Human brains are selectively tuned to movement patterns initiated by living organisms like our peers, while turning the stimulus upside down can severely impede their detection and recognition.

However, to what extent and how such selective sensitivity is shaped by the Earth's gravitational field is still unexplored.

The researchers from the Chinese Academy of Sciences and China Astronaut Research and Training Center conducted a spaceflight experiment with Chinese astronauts during the country's Shenzhou manned flight missions.

They found that a prolonged period spent in microgravity diminished people's tendency to be highly sensitive to biological motion but less sensitive to its inverted counterpart.

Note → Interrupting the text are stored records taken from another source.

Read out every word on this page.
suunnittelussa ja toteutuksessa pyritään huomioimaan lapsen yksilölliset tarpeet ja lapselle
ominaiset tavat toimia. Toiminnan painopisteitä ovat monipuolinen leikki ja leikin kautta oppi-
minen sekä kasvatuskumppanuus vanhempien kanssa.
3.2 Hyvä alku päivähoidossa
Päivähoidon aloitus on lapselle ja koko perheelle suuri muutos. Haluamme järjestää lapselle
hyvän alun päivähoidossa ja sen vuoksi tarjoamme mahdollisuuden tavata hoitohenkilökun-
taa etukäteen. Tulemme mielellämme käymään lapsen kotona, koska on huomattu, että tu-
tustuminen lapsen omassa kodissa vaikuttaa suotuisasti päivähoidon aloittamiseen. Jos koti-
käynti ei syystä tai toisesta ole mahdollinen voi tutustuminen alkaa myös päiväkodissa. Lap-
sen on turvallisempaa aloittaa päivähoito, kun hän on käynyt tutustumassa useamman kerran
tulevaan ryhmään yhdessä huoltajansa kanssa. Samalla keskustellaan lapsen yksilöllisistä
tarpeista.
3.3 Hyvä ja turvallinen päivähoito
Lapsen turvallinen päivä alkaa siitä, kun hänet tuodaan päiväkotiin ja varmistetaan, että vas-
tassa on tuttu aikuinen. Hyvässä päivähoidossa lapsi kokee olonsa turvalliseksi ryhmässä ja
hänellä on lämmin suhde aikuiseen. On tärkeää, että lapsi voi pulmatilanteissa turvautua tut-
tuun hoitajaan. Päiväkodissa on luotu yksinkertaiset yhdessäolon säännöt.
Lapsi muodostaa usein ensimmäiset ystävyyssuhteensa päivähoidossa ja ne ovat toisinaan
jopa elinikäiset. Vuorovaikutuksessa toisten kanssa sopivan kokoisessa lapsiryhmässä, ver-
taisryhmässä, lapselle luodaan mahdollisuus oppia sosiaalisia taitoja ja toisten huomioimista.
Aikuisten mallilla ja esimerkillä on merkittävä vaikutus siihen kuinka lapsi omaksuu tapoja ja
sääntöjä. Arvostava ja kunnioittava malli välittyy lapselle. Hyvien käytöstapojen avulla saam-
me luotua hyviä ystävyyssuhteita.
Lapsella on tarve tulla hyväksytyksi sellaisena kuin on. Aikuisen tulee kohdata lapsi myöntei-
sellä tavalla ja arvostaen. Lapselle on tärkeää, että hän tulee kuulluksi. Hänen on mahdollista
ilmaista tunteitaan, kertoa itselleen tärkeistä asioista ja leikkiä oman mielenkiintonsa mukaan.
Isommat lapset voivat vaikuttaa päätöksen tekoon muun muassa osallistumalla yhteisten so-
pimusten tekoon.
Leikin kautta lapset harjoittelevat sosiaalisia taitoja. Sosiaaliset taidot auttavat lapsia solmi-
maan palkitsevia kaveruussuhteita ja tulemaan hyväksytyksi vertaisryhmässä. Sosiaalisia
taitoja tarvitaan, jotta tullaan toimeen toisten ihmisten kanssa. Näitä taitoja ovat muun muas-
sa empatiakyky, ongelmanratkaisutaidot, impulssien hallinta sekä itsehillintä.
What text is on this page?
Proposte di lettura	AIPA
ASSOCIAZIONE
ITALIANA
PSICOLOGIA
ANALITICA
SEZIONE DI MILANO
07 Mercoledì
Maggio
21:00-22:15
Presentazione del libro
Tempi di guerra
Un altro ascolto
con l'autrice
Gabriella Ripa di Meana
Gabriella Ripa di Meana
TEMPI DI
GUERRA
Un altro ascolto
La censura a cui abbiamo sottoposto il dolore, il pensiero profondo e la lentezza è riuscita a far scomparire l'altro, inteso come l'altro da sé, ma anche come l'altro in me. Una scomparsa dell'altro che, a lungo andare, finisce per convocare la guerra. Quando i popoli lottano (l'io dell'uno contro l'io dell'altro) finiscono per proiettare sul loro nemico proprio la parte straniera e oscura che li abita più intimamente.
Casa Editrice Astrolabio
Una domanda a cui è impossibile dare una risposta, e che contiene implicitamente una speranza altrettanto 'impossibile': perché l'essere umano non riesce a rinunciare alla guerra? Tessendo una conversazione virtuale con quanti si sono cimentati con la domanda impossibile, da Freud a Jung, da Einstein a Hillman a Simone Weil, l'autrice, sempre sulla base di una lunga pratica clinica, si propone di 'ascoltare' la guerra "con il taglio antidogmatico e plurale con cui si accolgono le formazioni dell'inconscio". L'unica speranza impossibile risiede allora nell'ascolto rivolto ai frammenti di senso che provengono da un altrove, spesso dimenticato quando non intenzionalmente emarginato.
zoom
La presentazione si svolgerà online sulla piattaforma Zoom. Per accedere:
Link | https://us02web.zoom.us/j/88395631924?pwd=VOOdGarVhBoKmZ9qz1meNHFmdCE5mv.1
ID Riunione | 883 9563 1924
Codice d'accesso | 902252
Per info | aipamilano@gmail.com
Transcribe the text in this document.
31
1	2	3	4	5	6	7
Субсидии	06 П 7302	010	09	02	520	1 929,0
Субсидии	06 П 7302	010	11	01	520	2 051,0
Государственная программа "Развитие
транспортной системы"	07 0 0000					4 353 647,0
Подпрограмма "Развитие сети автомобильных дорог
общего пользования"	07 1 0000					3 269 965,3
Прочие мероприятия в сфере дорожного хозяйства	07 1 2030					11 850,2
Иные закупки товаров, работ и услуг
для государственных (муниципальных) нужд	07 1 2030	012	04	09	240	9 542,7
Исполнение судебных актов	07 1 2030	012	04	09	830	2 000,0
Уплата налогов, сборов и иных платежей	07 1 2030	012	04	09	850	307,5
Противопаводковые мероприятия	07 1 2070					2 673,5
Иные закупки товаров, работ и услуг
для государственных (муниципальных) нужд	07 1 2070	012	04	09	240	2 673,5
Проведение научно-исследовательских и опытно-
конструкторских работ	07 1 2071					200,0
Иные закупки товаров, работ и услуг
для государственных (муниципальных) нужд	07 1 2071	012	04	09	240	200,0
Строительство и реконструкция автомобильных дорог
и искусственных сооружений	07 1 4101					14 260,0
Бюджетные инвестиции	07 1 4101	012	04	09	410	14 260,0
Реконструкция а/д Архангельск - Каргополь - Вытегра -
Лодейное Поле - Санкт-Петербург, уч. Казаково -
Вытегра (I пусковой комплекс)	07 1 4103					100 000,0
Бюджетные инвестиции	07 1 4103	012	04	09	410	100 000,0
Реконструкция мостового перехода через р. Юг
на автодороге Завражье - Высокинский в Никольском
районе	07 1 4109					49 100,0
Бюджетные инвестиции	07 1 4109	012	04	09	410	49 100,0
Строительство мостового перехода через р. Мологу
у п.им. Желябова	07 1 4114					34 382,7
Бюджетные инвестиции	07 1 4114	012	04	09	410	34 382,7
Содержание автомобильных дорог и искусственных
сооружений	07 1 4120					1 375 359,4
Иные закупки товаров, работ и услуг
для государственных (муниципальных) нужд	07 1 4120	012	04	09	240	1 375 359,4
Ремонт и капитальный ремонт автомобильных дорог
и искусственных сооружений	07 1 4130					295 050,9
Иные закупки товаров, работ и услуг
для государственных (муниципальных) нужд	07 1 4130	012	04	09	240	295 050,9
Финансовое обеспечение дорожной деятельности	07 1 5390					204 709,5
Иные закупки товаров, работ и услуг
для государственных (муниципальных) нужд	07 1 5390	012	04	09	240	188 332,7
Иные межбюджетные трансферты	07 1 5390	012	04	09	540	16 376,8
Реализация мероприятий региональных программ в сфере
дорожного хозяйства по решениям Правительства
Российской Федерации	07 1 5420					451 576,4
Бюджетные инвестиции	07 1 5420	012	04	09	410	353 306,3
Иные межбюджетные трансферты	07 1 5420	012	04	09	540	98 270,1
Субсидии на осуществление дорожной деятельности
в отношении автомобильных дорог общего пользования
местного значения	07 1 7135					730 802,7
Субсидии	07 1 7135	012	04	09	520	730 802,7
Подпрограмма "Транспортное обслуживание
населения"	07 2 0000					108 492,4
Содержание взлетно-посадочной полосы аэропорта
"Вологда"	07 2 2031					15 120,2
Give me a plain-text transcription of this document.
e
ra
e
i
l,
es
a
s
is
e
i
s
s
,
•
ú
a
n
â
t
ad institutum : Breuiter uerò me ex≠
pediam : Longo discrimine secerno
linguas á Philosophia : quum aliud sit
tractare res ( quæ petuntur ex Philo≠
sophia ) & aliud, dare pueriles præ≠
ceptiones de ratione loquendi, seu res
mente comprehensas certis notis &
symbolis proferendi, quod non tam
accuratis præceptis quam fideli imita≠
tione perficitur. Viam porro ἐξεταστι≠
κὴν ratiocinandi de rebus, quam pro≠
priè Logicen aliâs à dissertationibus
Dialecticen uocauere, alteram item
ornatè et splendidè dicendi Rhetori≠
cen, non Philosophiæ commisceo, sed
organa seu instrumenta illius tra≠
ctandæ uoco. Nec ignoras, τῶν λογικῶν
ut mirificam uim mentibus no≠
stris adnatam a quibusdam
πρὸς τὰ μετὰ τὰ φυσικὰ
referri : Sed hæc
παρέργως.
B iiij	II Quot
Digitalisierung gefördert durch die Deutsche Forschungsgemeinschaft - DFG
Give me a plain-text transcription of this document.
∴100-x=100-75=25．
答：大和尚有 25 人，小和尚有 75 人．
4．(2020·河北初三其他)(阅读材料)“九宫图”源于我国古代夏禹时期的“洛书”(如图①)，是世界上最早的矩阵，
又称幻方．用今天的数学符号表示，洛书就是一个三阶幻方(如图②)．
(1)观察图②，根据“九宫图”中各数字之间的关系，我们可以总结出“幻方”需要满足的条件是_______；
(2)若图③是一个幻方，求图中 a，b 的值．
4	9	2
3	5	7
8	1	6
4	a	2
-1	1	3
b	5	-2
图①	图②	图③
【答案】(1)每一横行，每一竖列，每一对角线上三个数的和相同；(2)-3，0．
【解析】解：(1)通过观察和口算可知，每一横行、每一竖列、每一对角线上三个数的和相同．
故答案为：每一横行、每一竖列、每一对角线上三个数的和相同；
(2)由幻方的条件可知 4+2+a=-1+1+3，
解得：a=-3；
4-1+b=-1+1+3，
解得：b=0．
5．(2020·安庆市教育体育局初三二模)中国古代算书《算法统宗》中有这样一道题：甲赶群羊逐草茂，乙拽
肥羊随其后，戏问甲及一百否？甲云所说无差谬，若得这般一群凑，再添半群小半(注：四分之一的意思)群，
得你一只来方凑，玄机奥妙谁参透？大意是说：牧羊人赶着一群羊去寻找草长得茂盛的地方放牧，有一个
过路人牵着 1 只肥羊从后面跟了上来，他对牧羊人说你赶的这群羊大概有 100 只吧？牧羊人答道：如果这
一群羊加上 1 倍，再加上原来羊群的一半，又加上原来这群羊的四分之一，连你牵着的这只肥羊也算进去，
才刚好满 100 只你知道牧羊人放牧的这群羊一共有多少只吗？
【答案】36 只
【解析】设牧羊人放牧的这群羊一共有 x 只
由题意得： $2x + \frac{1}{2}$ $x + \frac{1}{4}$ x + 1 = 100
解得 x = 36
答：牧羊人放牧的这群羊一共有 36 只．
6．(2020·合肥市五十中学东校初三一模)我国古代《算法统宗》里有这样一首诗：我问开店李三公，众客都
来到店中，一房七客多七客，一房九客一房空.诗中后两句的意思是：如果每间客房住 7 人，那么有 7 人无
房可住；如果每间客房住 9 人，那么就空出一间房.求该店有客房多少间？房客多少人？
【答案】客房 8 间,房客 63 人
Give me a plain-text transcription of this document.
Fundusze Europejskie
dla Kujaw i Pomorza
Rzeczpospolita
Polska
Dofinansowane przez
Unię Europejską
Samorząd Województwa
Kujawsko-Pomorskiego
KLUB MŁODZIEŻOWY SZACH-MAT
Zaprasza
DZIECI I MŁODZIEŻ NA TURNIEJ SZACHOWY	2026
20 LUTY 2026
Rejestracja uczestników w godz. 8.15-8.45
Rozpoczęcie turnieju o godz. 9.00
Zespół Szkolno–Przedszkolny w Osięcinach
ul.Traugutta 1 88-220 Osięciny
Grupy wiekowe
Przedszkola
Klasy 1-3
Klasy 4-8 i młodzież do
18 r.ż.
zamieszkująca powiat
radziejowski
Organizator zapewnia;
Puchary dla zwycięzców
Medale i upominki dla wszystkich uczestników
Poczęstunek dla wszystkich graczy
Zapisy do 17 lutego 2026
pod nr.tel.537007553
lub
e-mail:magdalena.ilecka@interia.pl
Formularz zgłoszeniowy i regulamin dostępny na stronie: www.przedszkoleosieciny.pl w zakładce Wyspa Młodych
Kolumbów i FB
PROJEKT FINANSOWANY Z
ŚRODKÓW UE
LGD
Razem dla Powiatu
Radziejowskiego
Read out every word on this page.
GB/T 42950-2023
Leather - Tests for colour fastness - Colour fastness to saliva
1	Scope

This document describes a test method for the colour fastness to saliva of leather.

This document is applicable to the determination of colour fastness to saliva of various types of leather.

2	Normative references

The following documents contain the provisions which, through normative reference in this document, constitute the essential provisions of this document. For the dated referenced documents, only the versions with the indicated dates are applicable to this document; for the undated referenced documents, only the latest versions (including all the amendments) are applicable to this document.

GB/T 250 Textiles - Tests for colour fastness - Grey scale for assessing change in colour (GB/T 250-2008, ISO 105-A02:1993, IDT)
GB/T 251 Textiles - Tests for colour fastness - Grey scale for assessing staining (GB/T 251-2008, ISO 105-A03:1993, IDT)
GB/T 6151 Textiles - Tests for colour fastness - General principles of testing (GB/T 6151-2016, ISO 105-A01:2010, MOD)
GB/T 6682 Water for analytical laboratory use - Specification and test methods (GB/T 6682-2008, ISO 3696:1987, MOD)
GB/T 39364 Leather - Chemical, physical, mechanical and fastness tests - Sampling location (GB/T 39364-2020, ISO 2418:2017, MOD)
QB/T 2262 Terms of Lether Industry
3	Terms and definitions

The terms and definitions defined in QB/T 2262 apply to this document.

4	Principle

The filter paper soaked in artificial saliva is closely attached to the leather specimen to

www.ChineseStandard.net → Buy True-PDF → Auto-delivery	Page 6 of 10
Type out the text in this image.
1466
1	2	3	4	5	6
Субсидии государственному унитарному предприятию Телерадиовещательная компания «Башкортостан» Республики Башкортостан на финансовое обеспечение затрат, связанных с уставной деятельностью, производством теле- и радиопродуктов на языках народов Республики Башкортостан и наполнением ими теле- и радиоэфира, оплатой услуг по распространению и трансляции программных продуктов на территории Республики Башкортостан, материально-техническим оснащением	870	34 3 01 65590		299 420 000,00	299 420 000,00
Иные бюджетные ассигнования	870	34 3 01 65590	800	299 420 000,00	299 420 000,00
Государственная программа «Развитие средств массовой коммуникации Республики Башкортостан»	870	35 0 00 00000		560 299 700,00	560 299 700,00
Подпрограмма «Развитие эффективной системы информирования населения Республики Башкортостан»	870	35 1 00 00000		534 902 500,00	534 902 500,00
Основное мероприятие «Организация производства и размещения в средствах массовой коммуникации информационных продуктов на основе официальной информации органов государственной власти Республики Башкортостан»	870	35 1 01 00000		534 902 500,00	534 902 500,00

In the experiment, six astronauts including two females were exposed to microgravity conditions for 13 or 15 days, and one male astronaut completed the tasks before, during and after the spaceflight, according to the study published recently in the journal Nature Communications.

The study reveals that for inverted stimuli, the response accuracy tends to increase during the flight and maintains at a relatively high level until half to one month after the flight while for upright stimuli, the accuracy declines slightly during spaceflight and returns to the normal level after the flight.

The findings suggest that the Earth's gravity plays a pivotal role in sustaining the visual system's orientation-dependent tuning to biological motion signals.

Also, the researchers conducted a ground-based spaceflight analog experiment, making a group of healthy participants complete similar tasks before, during, and after 45 days of six-degree head-down tilt bed rest. The results supported the findings from the space experiment.

They also administered the tasks among two ground-based control experiments, with one group isolated in a simulated space capsule for 30 days and the other in a regular lab environment.

It shows that non-gravity-related environmental factors cannot lead to a reduction of the inversion effect, according to the study.

However, such sensitivity changes are not recorded for face perception, meaning that even in microgravity, people are quicker to recognize upright faces than inverted ones. It highlights the particular role of gravity in regulating kinematic motion analysis.

The researchers suggested that throughout human beings' evolutionary history, they learned to utilize gravity for visual motion analysis of biological organisms and their own bodies.

When escaping from the Earth's gravity, people can recalibrate their brain connectivity to provide an adaptive mechanism that helps us better accommodate altered environments, said the researchers.